Bon nombre de nos collègues sont derrière les lignes allemandes ; ils ont eu le courage de ne pas abandonner leurs concitoyens. Ils sont de ceux qui pensent que le maire doit être le dernier à quitter sa commune, et les connaissant, cette noble attitude ne me surprend pas.
Un de nos collègues est prisonnier de guerre.
Permettez-moi, Messieurs, de vous lire ce que m’écrivait, il y a quelques jours, notre ami, le commandant Quettier [2], prisonnier, interné dans la forteresse de Torgau, depuis le mois de septembre :
"Remerciez, je vous prie, me disait-il, les collègues qui m’ont écrit. Tous ceux que vous connaissez ici sont en bonne santé. Ils supportent la captivité avec courage et résignation, ayant conscience d’avoir fait leur devoir. Ils regrettent seulement de se sentir impuissants et d’être condamnés à l’inactivité, mais on ne choisit pas sa destinée, on la subit, et on s’efforce de la subir avec dignité".
Quettier, Messieurs, a fait plus que son devoir, et au nom de vous tous, j’envoie le plus cordial souvenir à notre infortuné collègue, lui souhaitant bonne santé et prochain retour en France.
Nous devons, il me semble, Messieurs, entourer plus que jamais de notre amitié, ceux de nos concitoyens, dont les enfants, en servant la Patrie, sont blessés, prisonniers ou morts au champ d’honneur.
Déjà d’autres conscrits sont partis et ils vengent tous les jours leurs aînés tombés avant la victoire.
La République et notre département peuvent être fiers de leurs soldats, des héros qui depuis huit mois joignent à l’intrépidité dans les combats, le calme courage des longues patiences et des durs séjours dans les tranchées.
Enfin, j’adresse l’hommage du Conseil général à nos cantons du Pas-de-Calais brutalement occupés par les Allemands.

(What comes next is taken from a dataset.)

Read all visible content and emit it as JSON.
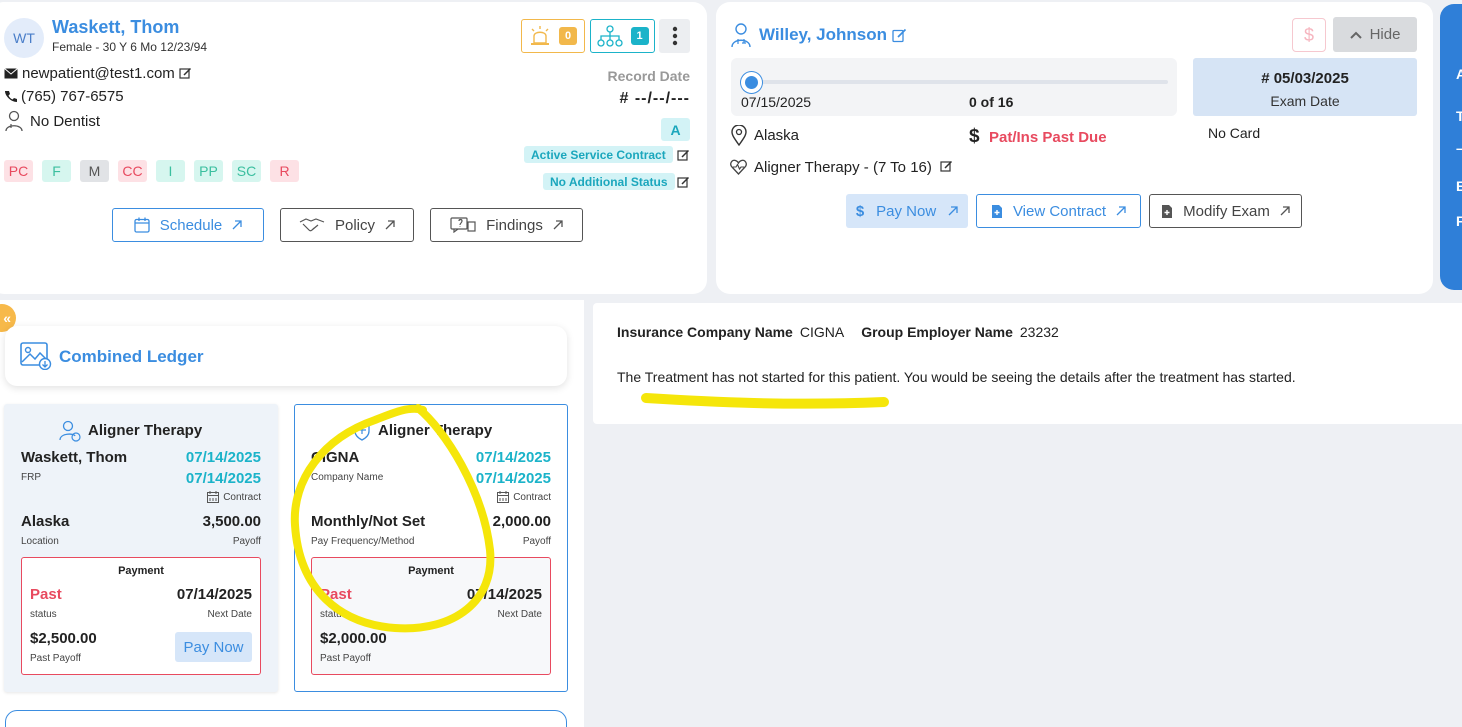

Nos compatriotes y sont ruinés, maltraités, misérables, les fermes et les chaumières démolies par les obus trop souvent criminellement allumés. L’ennemi croit venger son impuissance par un système de meurtres et de pillages collectifs. Mais l’État a proclamé lui-même le droit à la réparation au profit de ces victimes de la barbarie allemande et tous nous avons pris acte de cet engagement solennel. (Vifs applaudissements).
M. le Préfet :
À mon tour, je tiens à remercier la municipalité de Boulogne d’avoir mis gracieusement à la disposition de mon administration des locaux donnant asile au personnel de mes bureaux. Elle a pratiqué, comme il est de coutume dans cette ville accueillante entre toutes, les lois de la plus parfaite hospitalité. Je luis sais personnellement le plus grand gré d’avoir ouvert si aimablement les portes de sa maison aux pauvres réfugiés que nous sommes, qui s’attachent à se faire pardonner leur misère peut-être importune en mettant au service de leur département et de leur pays ce qu’ils ont de meilleur en eux, tout leur cœur. (Applaudissements).
M. Chochoy :
M. le Président et M. le Préfet ont bien voulu remercier la ville de Boulogne pour le bienveillant accueil qu’elle a réservé aux services administratifs. Toute autre ville, dans des circonstances analogues, aurait fait la même chose. Quant aux locaux, nous avons donné ceux que nous avons pu ; ils sont peut-être un peu restreints, mais ne mesurez pas la grandeur de notre cœur à la superficie des salles que nous avons mises à votre disposition. (Applaudissements).